Saturday, January 30, 2010

Keeping a Standing Army

John Ruskin, On Art and Life, (Penguin Books, Great Ideas, p. 95-96)

"The argument brought forward for the maintenance of a standing army usually refers only to expediency in the case of unexpected war, whereas, one of the chief reasons for the maintenance on an army is the advantage of the military system as a method of education.

"The most fiery and headstrong, who are often also the most gifted and generous of your youths, have always a tendency both in the lower and upper classes to offer themselves for your soldiers: others, weak and unserviceable in the civil capacity, are tempted or entrapped into the army in a fortunate hour for them: out of this fiery or uncouth material, it is only soldier's discipline which can bring the full value and power.

"Even at present, by mere force of order and authority, the army is the salvation of myriads; and men who, under other circumstances, would have sunk into lethargy or dissipation, are redeemed into noble life by a service which at once summons and directs their energies.

"How much more than this, military education is capable of doing, you will find only when you make it education indeed.
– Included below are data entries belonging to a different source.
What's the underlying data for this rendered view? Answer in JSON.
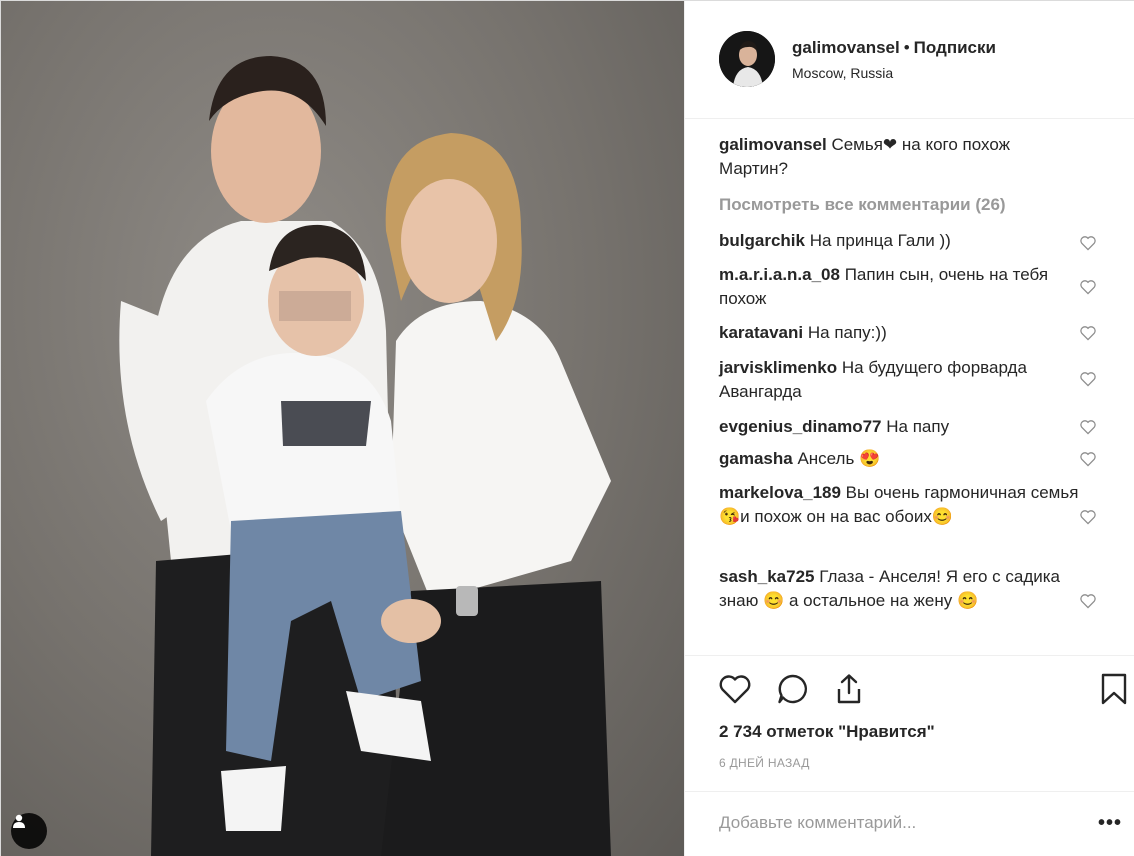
{
  "header": {
    "username": "galimovansel",
    "separator": "•",
    "follow_label": "Подписки",
    "location": "Moscow, Russia"
  },
  "caption": {
    "username": "galimovansel",
    "text": "Семья❤ на кого похож Мартин?"
  },
  "view_all_label": "Посмотреть все комментарии (26)",
  "comments": [
    {
      "user": "bulgarchik",
      "text": "На принца Гали ))"
    },
    {
      "user": "m.a.r.i.a.n.a_08",
      "text": "Папин сын, очень на тебя похож"
    },
    {
      "user": "karatavani",
      "text": "На папу:))"
    },
    {
      "user": "jarvisklimenko",
      "text": "На будущего форварда Авангарда"
    },
    {
      "user": "evgenius_dinamo77",
      "text": "На папу"
    },
    {
      "user": "gamasha",
      "text": "Ансель 😍"
    },
    {
      "user": "markelova_189",
      "text": "Вы очень гармоничная семья😘и похож он на вас обоих😊"
    },
    {
      "user": "sash_ka725",
      "text": "Глаза - Анселя! Я его с садика знаю 😊 а остальное на жену 😊"
    }
  ],
  "likes_text": "2 734 отметок \"Нравится\"",
  "time_text": "6 ДНЕЙ НАЗАД",
  "add_comment_placeholder": "Добавьте комментарий...",
  "more_label": "•••",
  "icons": {
    "like": "heart-icon",
    "comment": "comment-icon",
    "share": "share-icon",
    "save": "bookmark-icon",
    "tagged": "user-tag-icon"
  },
  "colors": {
    "text": "#262626",
    "muted": "#999999",
    "border": "#efefef"
  }
}
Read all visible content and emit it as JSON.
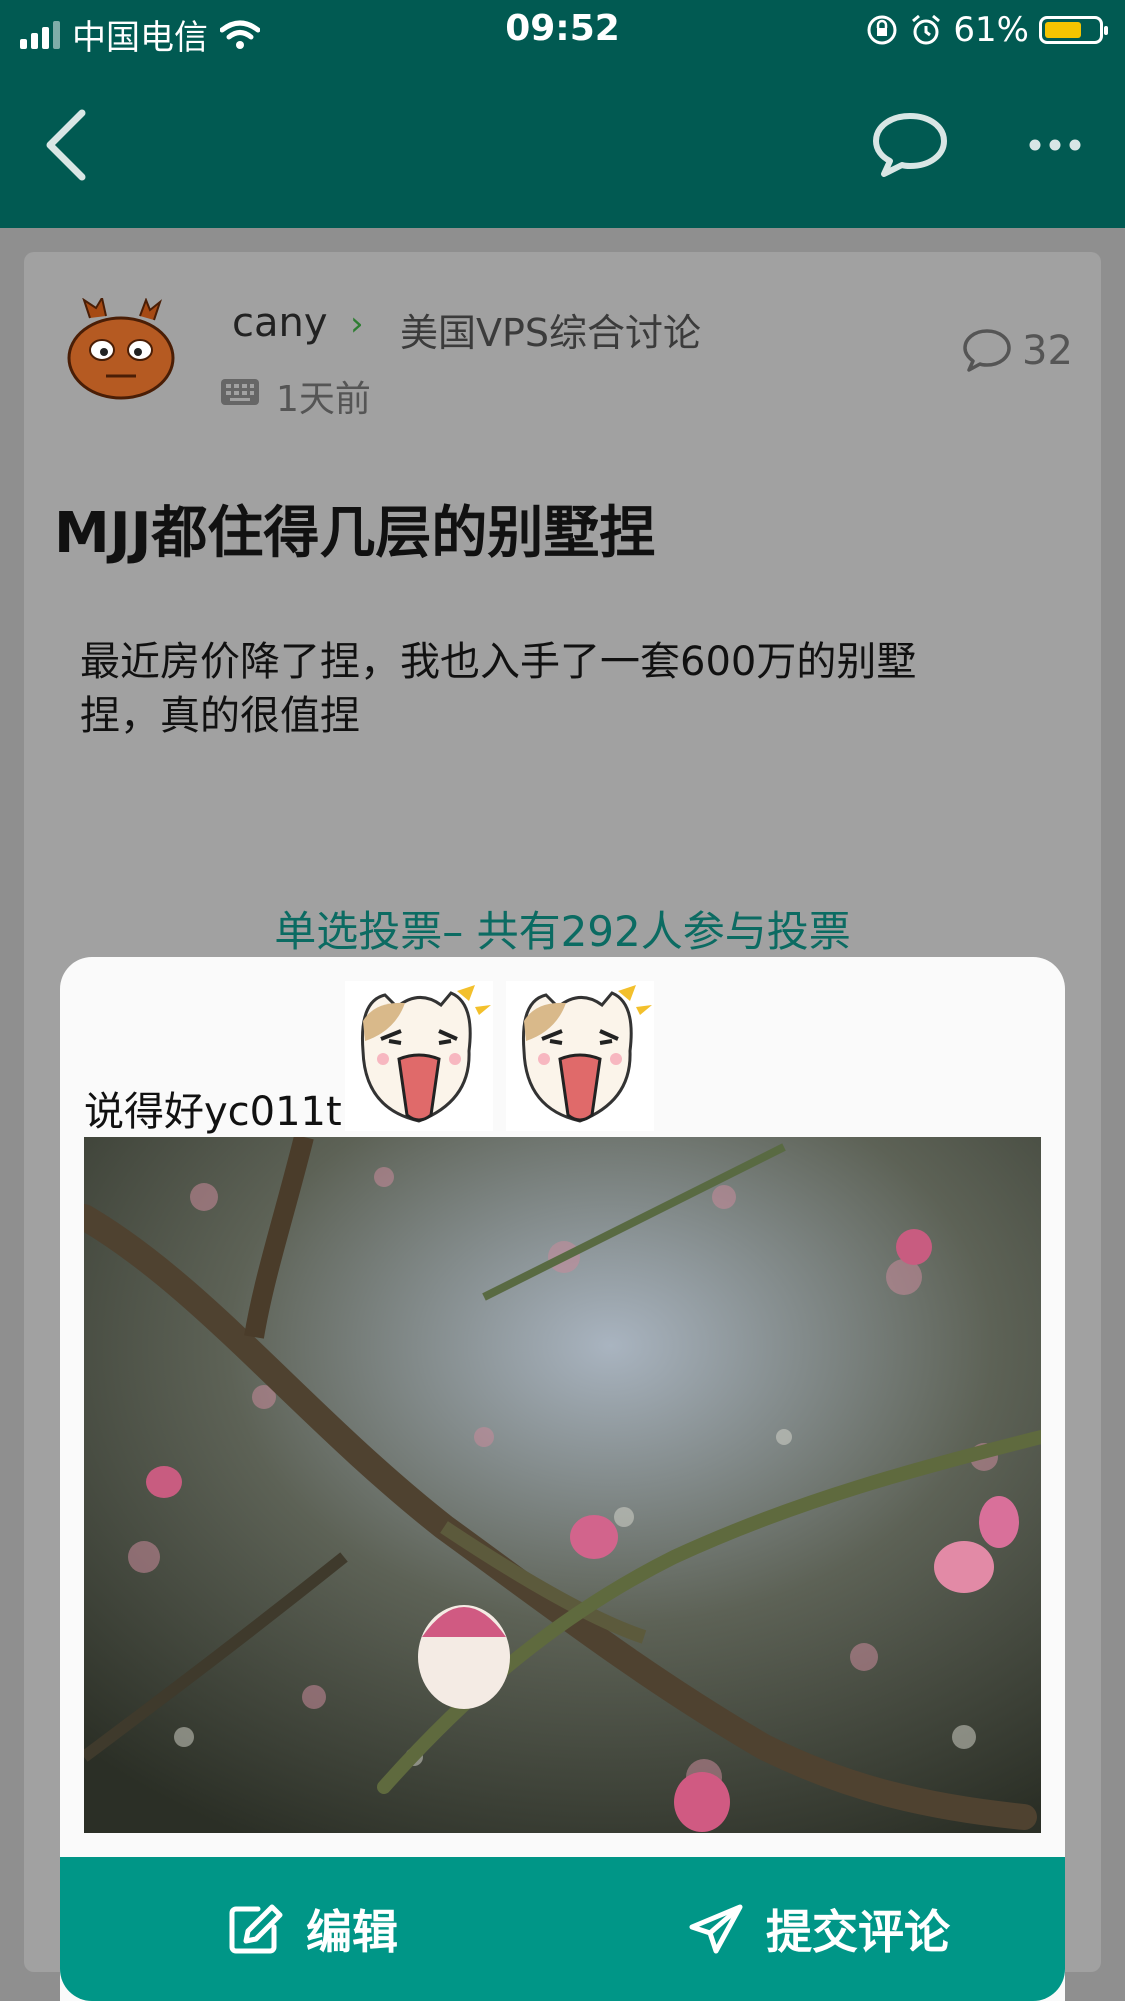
{
  "status_bar": {
    "carrier": "中国电信",
    "time": "09:52",
    "battery": "61%",
    "battery_level": 0.61,
    "icons": [
      "signal-icon",
      "wifi-icon",
      "orientation-lock-icon",
      "alarm-icon",
      "battery-icon"
    ]
  },
  "nav": {
    "icons": [
      "back-icon",
      "chat-icon",
      "more-icon"
    ]
  },
  "post": {
    "author": "cany",
    "forum": "美国VPS综合讨论",
    "time": "1天前",
    "comment_count": "32",
    "title": "MJJ都住得几层的别墅捏",
    "body_line1": "最近房价降了捏，我也入手了一套600万的别墅",
    "body_line2": "捏，真的很值捏",
    "vote_header": "单选投票– 共有292人参与投票"
  },
  "comment": {
    "text": "说得好yc011t",
    "stickers": [
      "shouting-cat-sticker",
      "shouting-cat-sticker"
    ],
    "photo": "plum-blossom-photo"
  },
  "actions": {
    "edit_label": "编辑",
    "submit_label": "提交评论"
  },
  "colors": {
    "topbar": "#015a52",
    "accent": "#009687",
    "vote_text": "#0b6b62",
    "battery": "#f5c400"
  }
}
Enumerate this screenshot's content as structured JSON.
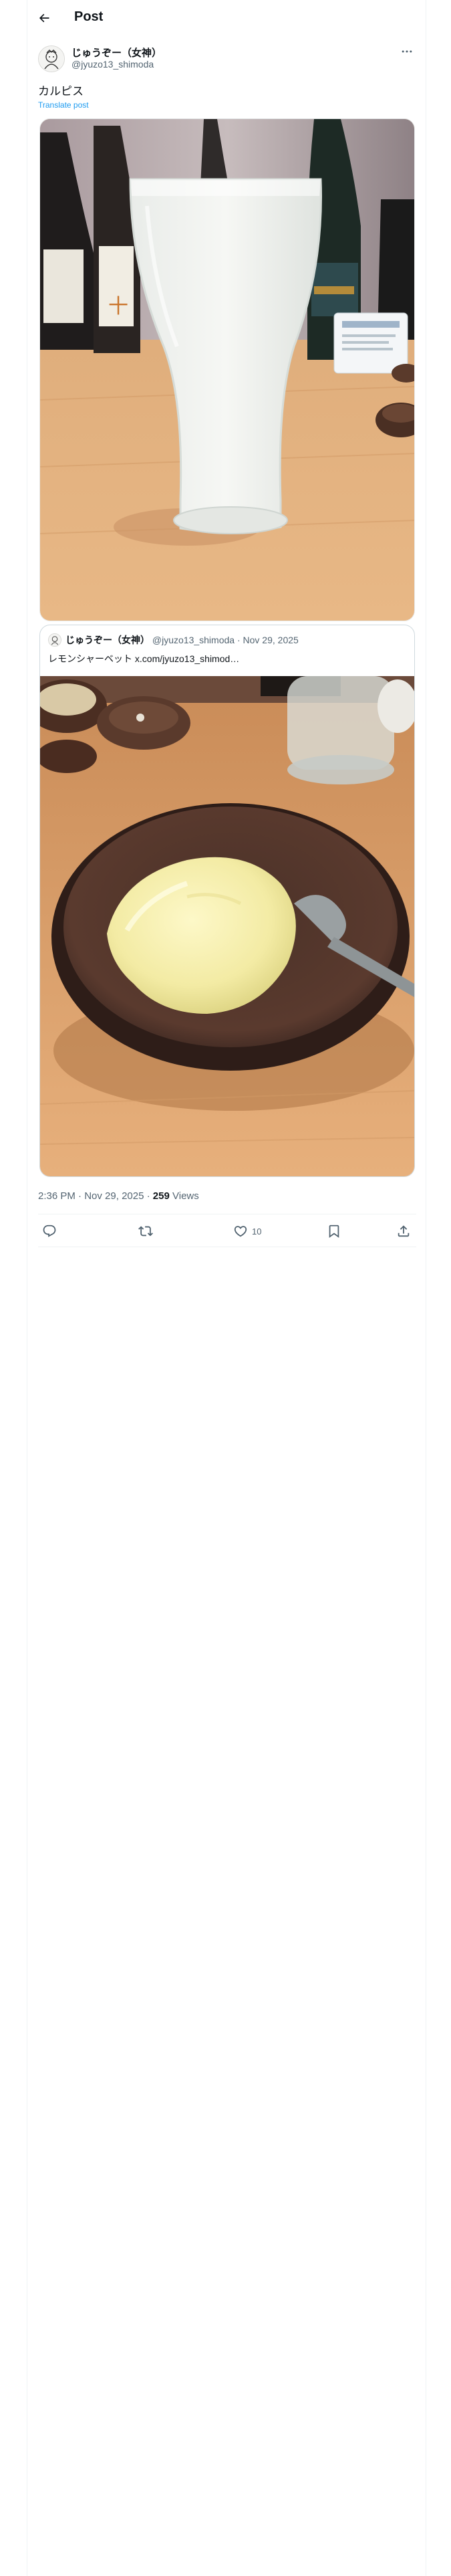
{
  "header": {
    "title": "Post"
  },
  "post": {
    "author": {
      "display_name": "じゅうぞー（女神）",
      "handle": "@jyuzo13_shimoda"
    },
    "text": "カルピス",
    "translate_label": "Translate post",
    "media_description_icon": "photo-glass-calpis",
    "quoted": {
      "display_name": "じゅうぞー（女神）",
      "handle": "@jyuzo13_shimoda",
      "separator": "·",
      "date": "Nov 29, 2025",
      "text": "レモンシャーベット x.com/jyuzo13_shimod…",
      "media_description_icon": "photo-lemon-sherbet"
    },
    "meta": {
      "time": "2:36 PM",
      "separator": "·",
      "date": "Nov 29, 2025",
      "views_count": "259",
      "views_label": "Views"
    },
    "actions": {
      "reply_count": "",
      "repost_count": "",
      "like_count": "10",
      "bookmark_count": ""
    }
  },
  "colors": {
    "accent": "#1d9bf0",
    "text_primary": "#0f1419",
    "text_secondary": "#536471",
    "border": "#eff3f4"
  }
}
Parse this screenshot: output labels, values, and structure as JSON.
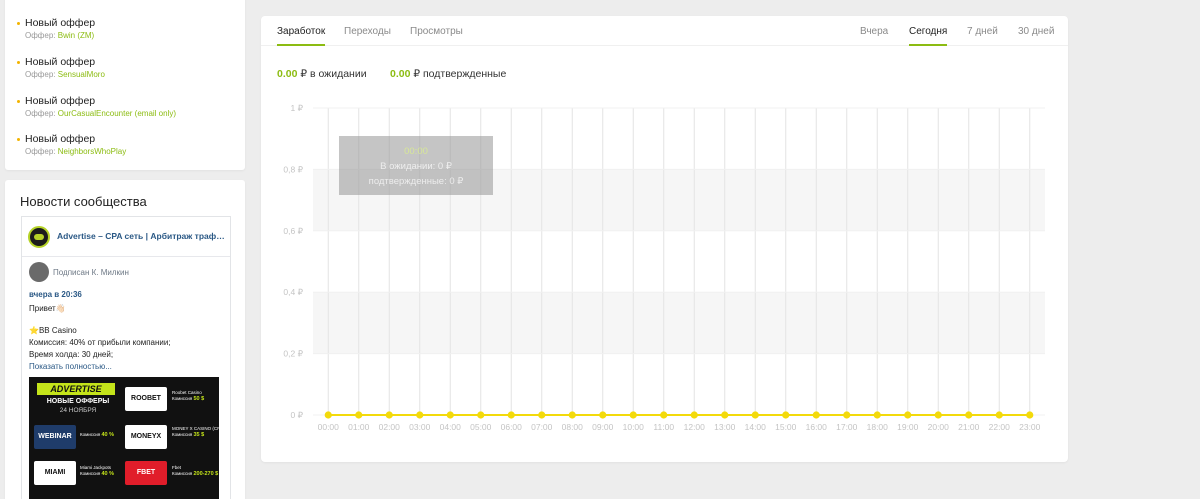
{
  "offers": [
    {
      "title": "Новый оффер",
      "label": "Оффер:",
      "name": "Bwin (ZM)"
    },
    {
      "title": "Новый оффер",
      "label": "Оффер:",
      "name": "SensualMoro"
    },
    {
      "title": "Новый оффер",
      "label": "Оффер:",
      "name": "OurCasualEncounter (email only)"
    },
    {
      "title": "Новый оффер",
      "label": "Оффер:",
      "name": "NeighborsWhoPlay"
    }
  ],
  "news": {
    "title": "Новости сообщества",
    "group_name": "Advertise – CPA сеть | Арбитраж трафика",
    "signed": "Подписан К. Милкин",
    "time": "вчера в 20:36",
    "greeting": "Привет👋🏻",
    "lines": [
      "⭐BB Casino",
      "Комиссия: 40% от прибыли компании;",
      "Время холда: 30 дней;"
    ],
    "more": "Показать полностью...",
    "banner": {
      "title": "ADVERTISE",
      "subtitle": "НОВЫЕ ОФФЕРЫ",
      "date": "24 НОЯБРЯ",
      "logos": [
        {
          "name": "ROOBET",
          "info": "Roobet Casino",
          "commission": "Комиссия",
          "value": "50 $"
        },
        {
          "name": "WEBINAR",
          "info": "",
          "commission": "Комиссия",
          "value": "40 %"
        },
        {
          "name": "MONEYX",
          "info": "MONEY X CASINO (CPA)",
          "commission": "Комиссия",
          "value": "35 $"
        },
        {
          "name": "MIAMI",
          "info": "Miami Jackpots",
          "commission": "Комиссия",
          "value": "40 %"
        },
        {
          "name": "FBET",
          "info": "Fbet",
          "commission": "Комиссия",
          "value": "200-270 $"
        }
      ]
    }
  },
  "tabs_left": [
    {
      "label": "Заработок",
      "active": true
    },
    {
      "label": "Переходы",
      "active": false
    },
    {
      "label": "Просмотры",
      "active": false
    }
  ],
  "tabs_right": [
    {
      "label": "Вчера",
      "active": false
    },
    {
      "label": "Сегодня",
      "active": true
    },
    {
      "label": "7 дней",
      "active": false
    },
    {
      "label": "30 дней",
      "active": false
    }
  ],
  "totals": {
    "pending_amount": "0.00",
    "pending_label": "₽ в ожидании",
    "confirmed_amount": "0.00",
    "confirmed_label": "₽ подтвержденные"
  },
  "tooltip": {
    "time": "00:00",
    "pending": "В ожидании: 0 ₽",
    "confirmed": "подтвержденные: 0 ₽"
  },
  "chart_data": {
    "type": "line",
    "x": [
      "00:00",
      "01:00",
      "02:00",
      "03:00",
      "04:00",
      "05:00",
      "06:00",
      "07:00",
      "08:00",
      "09:00",
      "10:00",
      "11:00",
      "12:00",
      "13:00",
      "14:00",
      "15:00",
      "16:00",
      "17:00",
      "18:00",
      "19:00",
      "20:00",
      "21:00",
      "22:00",
      "23:00"
    ],
    "series": [
      {
        "values": [
          0,
          0,
          0,
          0,
          0,
          0,
          0,
          0,
          0,
          0,
          0,
          0,
          0,
          0,
          0,
          0,
          0,
          0,
          0,
          0,
          0,
          0,
          0,
          0
        ]
      }
    ],
    "y_ticks": [
      "0 ₽",
      "0,2 ₽",
      "0,4 ₽",
      "0,6 ₽",
      "0,8 ₽",
      "1 ₽"
    ],
    "ylim": [
      0,
      1
    ],
    "grid": true,
    "line_color": "#f3da0b",
    "band_color": "#f6f6f6"
  },
  "colors": {
    "accent": "#8cbc12",
    "bullet": "#f3b400"
  }
}
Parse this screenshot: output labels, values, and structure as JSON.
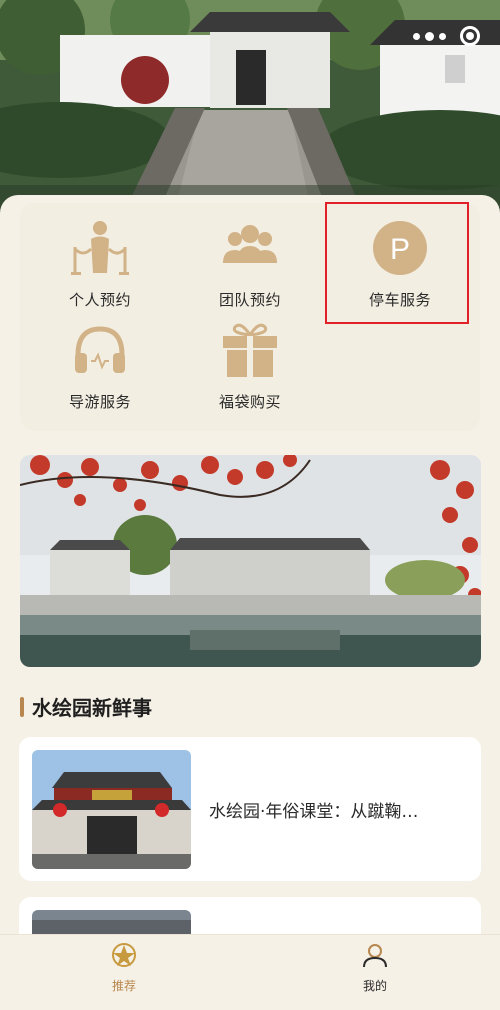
{
  "services": [
    {
      "label": "个人预约",
      "icon": "person-queue-icon"
    },
    {
      "label": "团队预约",
      "icon": "group-icon"
    },
    {
      "label": "停车服务",
      "icon": "parking-icon"
    },
    {
      "label": "导游服务",
      "icon": "headphones-icon"
    },
    {
      "label": "福袋购买",
      "icon": "gift-icon"
    }
  ],
  "section": {
    "title": "水绘园新鲜事"
  },
  "news": [
    {
      "title": "水绘园·年俗课堂：从蹴鞠…"
    },
    {
      "title": ""
    }
  ],
  "tabbar": {
    "recommend_label": "推荐",
    "mine_label": "我的"
  },
  "colors": {
    "accent_gold": "#d2b287",
    "accent_brown": "#b8874f",
    "highlight_red": "#e2202a",
    "background": "#f6f1e6"
  }
}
We have no excuse for leaving our private soldiers at their present level of ignorance and want of refinement, for we shall invariably find that, both among officers and men, the gentlest and best informed are the bravest; still less have we excuse for diminishing our army, either in the present state of political events, or, as I believe, in any other conjunction of them that for many a year will be possible in this world."


Father Hollywood said...

Outrage against standing armies is one of the major complaints of the American colonists that led to the revolution.

Whatever the perceived benefits may be of a standing army (giving boys something to do, etc.), the founders saw it differently, for example:

Jefferson: "Standing armies [are] inconsistent with [a people's] freedom and subversive of their quiet." (many more quotes here)

Madison: "A standing military force, with an overgrown Executive will not long be safe companions to liberty.... Throughout all Europe, the armies kept up under the pretext of defending, have enslaved the people."

Patrick Henry: "A standing army we shall have, also, to execute the execrable commands of tyranny; and how are you to punish them? Will you order them to be punished? Who shall obey these orders? Will your mace-bearer be a match for a disciplined regiment?"

Virginia Constitution of 1788: "... that standing armies in time of peace are dangerous to liberty, and therefore ought to be avoided."

Pennsylvania's constitutional convention: "... as standing armies in time of peace are dangerous to liberty, they ought not to be kept up;"

After the revolution, Washington disbanded the army (following the example of Cincinnatus).

Maybe a better way to harness the power of youth would be to utilize them in some kind of voluntary civil service corps, rather than create something unconstitutional and at odds with liberty for the sake of social experimentation.

I believe we have already gone way too far in the direction of a police state. We live in a day and age in which liberty takes a back seat to raw force. In history, such societal prioritizations seldom end well.

Just my two cents!

Rev. Joel A. Brondos said...

It's good to hear from various perspectives. I think it makes a world of difference what one means by a "standing army" e.g. Sparta and Athens in the first millennium B.C. or Moscow and China in A.D. 2000.

The classical ideal of a sound body and sound mind was related to the "state" which was not a police state.

So where does the U.S. "standing army" fit in? If one admits of little possibility that it would, should or could be disbanded, then it should in any case be well-educated with the Athenian demos in mind.

Father Hollywood said...

Before the War Between the States, the states had their own militias which could be activated into U.S. forces during a declared war.

After the WBTS, the militias were essentially (and unconstitutionally) nationalized and taken away from the governors (today they are called "the National Guard" - even though the word "nation" was specifically rejected by the U.S. Constitution). The Northern states lost the war just as much as the Southern states. It was a victory of the federal government over the states, and the balance of power has been top-heavy ever since.

It got worse in 1913, and again during the Great Depression. After WW2 we have been descending even deeper into Socialism.

In the 20th century, ignoring or even contradicting the Constitution has simply become a way of life. The federal government runs roughshod over the states, the federal branches collude and enact unconstitutional legislation.

We have both a standing army and paper money - the two things the founders most feared (well, those things and "democracy" - a bad word during the founding, but almost a god today).

Unless the Constitution is amended, we should obey it. That means we disband the army unless we are actually at war, turn the militias back over to the states, and focus on defense instead of getting caught up in the "military-industrial complex" as we were warned against by Eisenhower. Military bases are often kept open not for strategic, but rather for economic reasons (i.e. job creation in districts of powerful congressmen).

This would require all the branches to get back in their constitutional boxes, Congress would be forced to declare war, the president would be required to give up his imperial powers, and the Supreme Court would need to stop legislating.

One often hears people say (whether to justify right-wing standing armies or left-wing gun grabbing) that the Constitution was written so long ago that things have changed. Well, if that's the case, then we should amend it, not just break the law and allow anyone to grab the reins of power.

We are ripe for an outright dictatorship if we don't start putting our government back in its box.